One sacred casualty, Pizarro boasted, was an 8-foot-tall wooden idol, intricately carved with human figures and animals, once housed in the Painted Temple near what is now Lima. The Inca revered the idol, which represented one of their most important deities, as an oracle. But Pizarro quickly linked the artifact to apparent “devil” worship and ordered his followers to “undo the vault where the idol was and break him in front of everyone.”
Shortly after, Western records of the artifact dwindled, and the so-called Pachacamac Idol was presumed destroyed, as Pizarro had planned.
Now, new research suggests the idol actually survived the Spanish conquest—and has been in the hands of archaeologists for the past 82 years, reports Laura Geggel for Live Science. Writing in a study published yesterday in the journal PLOS ONE, a team of researchers presents evidence suggesting that a Peruvian artifact first unearthed in 1938 is the original idol, not a later forgery as some suspected.
Scientists led by Marcela Sepúlveda, an archaeologist at the University of Tarapacá in Chile, decided to settle the debate once and for all. After taking a small sample of wood from the idol, she and her colleagues chemically analyzed it. Then, they stumbled across their first surprise: The material dated to roughly 800 A.D., during the time of the pre-Inca Wari people and a good 700 years before Pizarro’s arrival.
Significant effort must have gone into preserving and caring for the idol over the course of the centuries, even as it presumably changed hands, according to Aristos Georgiou of Newsweek.
A Wari influence in the idol’s creation might also explain its unusual coloring—a combination of reds, whites and yellows, the researchers found. The rustier hues were the result of cinnabar, a mercury-based pigment found on other Wari artifacts.
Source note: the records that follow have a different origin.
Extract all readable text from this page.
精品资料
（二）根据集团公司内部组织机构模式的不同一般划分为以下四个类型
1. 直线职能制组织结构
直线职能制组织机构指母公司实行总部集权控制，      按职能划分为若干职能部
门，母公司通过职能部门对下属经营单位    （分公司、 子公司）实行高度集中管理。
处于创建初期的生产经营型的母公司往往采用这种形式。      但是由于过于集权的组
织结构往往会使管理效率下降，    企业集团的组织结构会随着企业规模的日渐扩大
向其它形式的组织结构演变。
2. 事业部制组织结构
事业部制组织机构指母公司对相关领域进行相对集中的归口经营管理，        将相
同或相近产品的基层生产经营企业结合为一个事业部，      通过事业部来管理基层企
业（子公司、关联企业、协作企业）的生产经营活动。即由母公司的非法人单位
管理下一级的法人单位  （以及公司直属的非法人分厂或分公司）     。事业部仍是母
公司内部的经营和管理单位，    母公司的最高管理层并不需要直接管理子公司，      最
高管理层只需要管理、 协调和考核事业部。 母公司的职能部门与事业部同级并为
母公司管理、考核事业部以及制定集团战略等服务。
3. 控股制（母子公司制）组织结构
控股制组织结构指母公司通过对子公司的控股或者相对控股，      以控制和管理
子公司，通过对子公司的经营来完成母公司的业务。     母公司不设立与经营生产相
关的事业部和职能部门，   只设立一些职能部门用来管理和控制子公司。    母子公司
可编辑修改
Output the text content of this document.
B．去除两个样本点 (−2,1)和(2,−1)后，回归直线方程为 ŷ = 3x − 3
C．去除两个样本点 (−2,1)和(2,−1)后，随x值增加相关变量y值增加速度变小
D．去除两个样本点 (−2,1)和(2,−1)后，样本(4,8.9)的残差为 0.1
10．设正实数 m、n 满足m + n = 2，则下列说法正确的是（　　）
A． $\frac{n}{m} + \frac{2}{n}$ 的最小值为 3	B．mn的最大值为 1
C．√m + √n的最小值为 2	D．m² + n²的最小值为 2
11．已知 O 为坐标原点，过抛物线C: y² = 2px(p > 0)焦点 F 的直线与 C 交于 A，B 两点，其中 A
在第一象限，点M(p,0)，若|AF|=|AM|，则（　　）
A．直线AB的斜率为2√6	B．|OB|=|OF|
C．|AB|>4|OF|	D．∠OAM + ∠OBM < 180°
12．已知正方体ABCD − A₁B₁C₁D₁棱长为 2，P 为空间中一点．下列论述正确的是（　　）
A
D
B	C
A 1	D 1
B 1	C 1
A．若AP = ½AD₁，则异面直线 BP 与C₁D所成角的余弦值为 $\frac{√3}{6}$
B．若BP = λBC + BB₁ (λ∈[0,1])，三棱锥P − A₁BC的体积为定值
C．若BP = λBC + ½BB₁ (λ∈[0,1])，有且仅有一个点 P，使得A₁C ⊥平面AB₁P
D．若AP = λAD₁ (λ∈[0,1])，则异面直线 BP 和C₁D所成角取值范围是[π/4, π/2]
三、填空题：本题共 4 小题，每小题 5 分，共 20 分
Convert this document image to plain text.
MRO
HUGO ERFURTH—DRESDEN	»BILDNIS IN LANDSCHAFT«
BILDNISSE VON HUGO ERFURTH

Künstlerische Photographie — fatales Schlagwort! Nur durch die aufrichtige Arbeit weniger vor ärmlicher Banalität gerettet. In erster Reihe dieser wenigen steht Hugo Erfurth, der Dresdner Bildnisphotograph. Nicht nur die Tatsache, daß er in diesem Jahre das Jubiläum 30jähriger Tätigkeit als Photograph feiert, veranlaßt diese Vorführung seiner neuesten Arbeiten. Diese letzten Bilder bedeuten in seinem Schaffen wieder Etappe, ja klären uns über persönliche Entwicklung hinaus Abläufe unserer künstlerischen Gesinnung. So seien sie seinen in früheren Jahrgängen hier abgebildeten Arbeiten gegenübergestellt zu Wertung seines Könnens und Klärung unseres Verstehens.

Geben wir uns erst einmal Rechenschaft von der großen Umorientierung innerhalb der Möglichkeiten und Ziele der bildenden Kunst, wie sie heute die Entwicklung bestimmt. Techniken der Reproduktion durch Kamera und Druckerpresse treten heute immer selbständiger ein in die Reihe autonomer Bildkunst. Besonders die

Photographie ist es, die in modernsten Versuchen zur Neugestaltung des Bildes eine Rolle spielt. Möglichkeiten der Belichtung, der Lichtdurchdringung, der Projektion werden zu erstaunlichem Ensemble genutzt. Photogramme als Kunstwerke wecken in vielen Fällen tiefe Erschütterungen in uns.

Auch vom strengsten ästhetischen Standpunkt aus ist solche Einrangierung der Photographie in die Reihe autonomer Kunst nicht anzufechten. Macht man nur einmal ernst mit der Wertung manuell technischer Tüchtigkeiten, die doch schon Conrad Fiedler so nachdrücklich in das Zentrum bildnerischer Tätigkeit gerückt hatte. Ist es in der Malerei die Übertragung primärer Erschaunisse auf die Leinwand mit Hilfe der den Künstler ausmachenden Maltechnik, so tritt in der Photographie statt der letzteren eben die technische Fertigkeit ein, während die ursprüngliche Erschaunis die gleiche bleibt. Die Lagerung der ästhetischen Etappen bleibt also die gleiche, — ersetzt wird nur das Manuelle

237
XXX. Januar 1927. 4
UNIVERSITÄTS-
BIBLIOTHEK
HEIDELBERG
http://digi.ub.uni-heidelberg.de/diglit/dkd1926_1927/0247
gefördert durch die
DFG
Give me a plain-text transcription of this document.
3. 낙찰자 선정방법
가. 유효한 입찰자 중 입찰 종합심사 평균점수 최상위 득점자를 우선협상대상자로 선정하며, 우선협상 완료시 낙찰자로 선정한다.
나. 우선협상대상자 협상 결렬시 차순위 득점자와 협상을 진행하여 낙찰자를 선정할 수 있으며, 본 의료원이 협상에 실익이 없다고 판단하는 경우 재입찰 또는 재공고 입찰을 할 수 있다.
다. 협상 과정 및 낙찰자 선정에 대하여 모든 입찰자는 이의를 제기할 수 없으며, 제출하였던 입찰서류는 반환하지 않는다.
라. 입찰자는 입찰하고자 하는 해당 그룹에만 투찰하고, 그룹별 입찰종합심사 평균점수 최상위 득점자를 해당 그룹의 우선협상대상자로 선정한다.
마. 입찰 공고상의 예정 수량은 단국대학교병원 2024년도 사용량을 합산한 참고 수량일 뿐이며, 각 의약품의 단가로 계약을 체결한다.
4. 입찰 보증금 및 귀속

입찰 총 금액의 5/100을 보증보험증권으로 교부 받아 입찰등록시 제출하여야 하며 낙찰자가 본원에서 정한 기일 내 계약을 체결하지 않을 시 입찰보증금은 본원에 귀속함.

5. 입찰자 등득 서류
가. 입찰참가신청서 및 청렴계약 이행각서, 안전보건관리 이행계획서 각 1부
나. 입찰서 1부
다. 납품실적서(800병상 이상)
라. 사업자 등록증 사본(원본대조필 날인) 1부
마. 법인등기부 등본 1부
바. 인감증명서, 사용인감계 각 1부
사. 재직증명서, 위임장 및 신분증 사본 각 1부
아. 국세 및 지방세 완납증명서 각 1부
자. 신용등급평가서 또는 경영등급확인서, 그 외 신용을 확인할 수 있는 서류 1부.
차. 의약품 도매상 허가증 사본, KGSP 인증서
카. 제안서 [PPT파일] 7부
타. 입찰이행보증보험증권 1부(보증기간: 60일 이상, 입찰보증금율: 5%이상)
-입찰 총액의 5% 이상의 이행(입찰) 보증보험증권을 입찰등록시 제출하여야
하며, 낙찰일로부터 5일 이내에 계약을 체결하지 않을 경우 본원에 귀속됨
Artists likely had to travel to secure the pigment, underscoring just how valuable the idol was to its creators, says Patrick Ryan Williams, an anthropologist at Chicago’s Field Museum who wasn’t involved in the study, to Geggel.
The discovery of cinnabar also helps put another false rumor to rest: that the idol’s red hues were traces of blood, Sepúlveda tells Georgiou.
That the idol’s coloring survived this long is perhaps another testament to its preservation. Certainly the Wari considered the task well worth the effort: As Sepúlveda explains, the idol may have represented the creator of the Earth—a deity of so much importance that even the Inca emperor once paid the Painted Temple a visit.